Leadership Coach and Mediator

“There is a world of difference between a complaint and a criticism. A complaint only addresses the specific action (…). A criticism is more global -it adds on some negative words about your mate’s character or personality. (…) A criticism ups the ante by throwing in blame and general character assassination.” (Gottman, J.M. and Silver, N., The Seven Principles for Making Marriage Work, 1999, p. 27-28)

The third and last step of Beginning Anew is sharing your complaint.

The first step, appreciation, builds a context of turning toward. It conveys the message “Hey, I really like you and I value our connection.”

The second step, expressing regret, tells “I want to learn how to be a better friend to you.” You own your responsibility for the dynamic of the relationship and you acknowledge your contribution to needs unmet.

The third step is an invitation for your friend to reflect how her behavior might have contributed to your needs being unmet.

Complaints follow the same pattern as any other NVC-expression:

  1. Observation: the specific action you refer to, as factual as a robot would describe, had he been in the room. Without judgments, evaluations or interpretations.
  2. Needs that were unmet. Needs are universal, strategies are local in space and time. We all want love, acceptance, belonging, autonomy, safety, purpose, etc. We chose different strategies to meet those needs. Some might meet their needs for purpose and contribution by working for Amnesty International, others by designing a high-performance, light-weight car wheel.
  3. Feelings that arose from those needs being unmet, like anger, sadness, fear, disgust, contempt, surprise or flavors of those. Feelings often have a physical experience. Pseudo-feelings have a thought mixed in with them, usually blame about how someone did wrong. Pseudo-feelings could be: neglected, ignored, disrespected, violated, put down.

If you combine these three NVC-elements, your complaint might sound something like this: “When I came home last night and saw two plates and a pot with food remains in them, I felt sad and irritated, because I have a need for support. You could end your complaint with a connection request: “What did you hear me say?” or “How does that land for you?”

Because your message starts with an observation the other person can confirm, you are less likely to trigger a defensive response.
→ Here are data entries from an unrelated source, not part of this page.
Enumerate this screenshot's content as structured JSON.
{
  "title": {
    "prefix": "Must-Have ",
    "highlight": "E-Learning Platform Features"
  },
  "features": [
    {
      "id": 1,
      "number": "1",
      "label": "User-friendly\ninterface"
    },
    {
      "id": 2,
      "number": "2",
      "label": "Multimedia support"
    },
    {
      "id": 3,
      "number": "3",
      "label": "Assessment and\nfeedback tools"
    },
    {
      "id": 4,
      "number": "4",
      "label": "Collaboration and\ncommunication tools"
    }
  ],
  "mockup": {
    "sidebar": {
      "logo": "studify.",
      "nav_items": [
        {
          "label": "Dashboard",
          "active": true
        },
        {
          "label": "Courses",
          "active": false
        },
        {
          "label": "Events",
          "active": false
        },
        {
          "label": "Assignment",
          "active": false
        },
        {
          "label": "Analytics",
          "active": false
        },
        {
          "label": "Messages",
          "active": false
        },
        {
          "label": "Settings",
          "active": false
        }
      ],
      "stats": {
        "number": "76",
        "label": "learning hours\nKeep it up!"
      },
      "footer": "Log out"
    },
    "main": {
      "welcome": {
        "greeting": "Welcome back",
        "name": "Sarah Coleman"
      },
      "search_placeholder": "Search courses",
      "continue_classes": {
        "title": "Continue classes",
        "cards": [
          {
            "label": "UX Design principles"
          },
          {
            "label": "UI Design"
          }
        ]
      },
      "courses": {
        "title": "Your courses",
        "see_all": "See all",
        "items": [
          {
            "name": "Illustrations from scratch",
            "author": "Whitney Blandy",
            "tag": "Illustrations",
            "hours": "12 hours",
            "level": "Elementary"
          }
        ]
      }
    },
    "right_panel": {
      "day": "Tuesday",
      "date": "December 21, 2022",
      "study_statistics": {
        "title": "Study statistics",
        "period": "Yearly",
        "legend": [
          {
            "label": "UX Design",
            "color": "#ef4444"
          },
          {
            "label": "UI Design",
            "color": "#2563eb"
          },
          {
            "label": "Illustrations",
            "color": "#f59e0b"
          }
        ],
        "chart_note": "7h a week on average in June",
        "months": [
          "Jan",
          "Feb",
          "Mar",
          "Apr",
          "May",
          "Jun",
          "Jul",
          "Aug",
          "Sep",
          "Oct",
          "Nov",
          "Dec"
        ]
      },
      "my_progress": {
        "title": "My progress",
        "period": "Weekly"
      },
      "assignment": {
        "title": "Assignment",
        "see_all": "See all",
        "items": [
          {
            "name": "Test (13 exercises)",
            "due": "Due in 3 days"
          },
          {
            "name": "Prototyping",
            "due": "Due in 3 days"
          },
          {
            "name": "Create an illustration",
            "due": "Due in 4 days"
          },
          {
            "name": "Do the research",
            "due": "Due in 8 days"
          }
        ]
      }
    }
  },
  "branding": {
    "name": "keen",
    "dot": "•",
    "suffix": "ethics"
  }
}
Your roommate would probably agree that that’s what she left behind. When you would say “The kitchen was a mess” or “You are inconsiderate and egoistic.”, she might start to argue. Feelings and needs help your roommate understand your reality: these are the feelings I have (instead of pretending my thoughts about you are the truth) and those needs are important for me. This invites your roommate to empathize with you. “Oh, I didn’t know you cared about a clean kitchen and wanted support.”

I’m curious to read how translating your criticism into a complaint changes your relationship.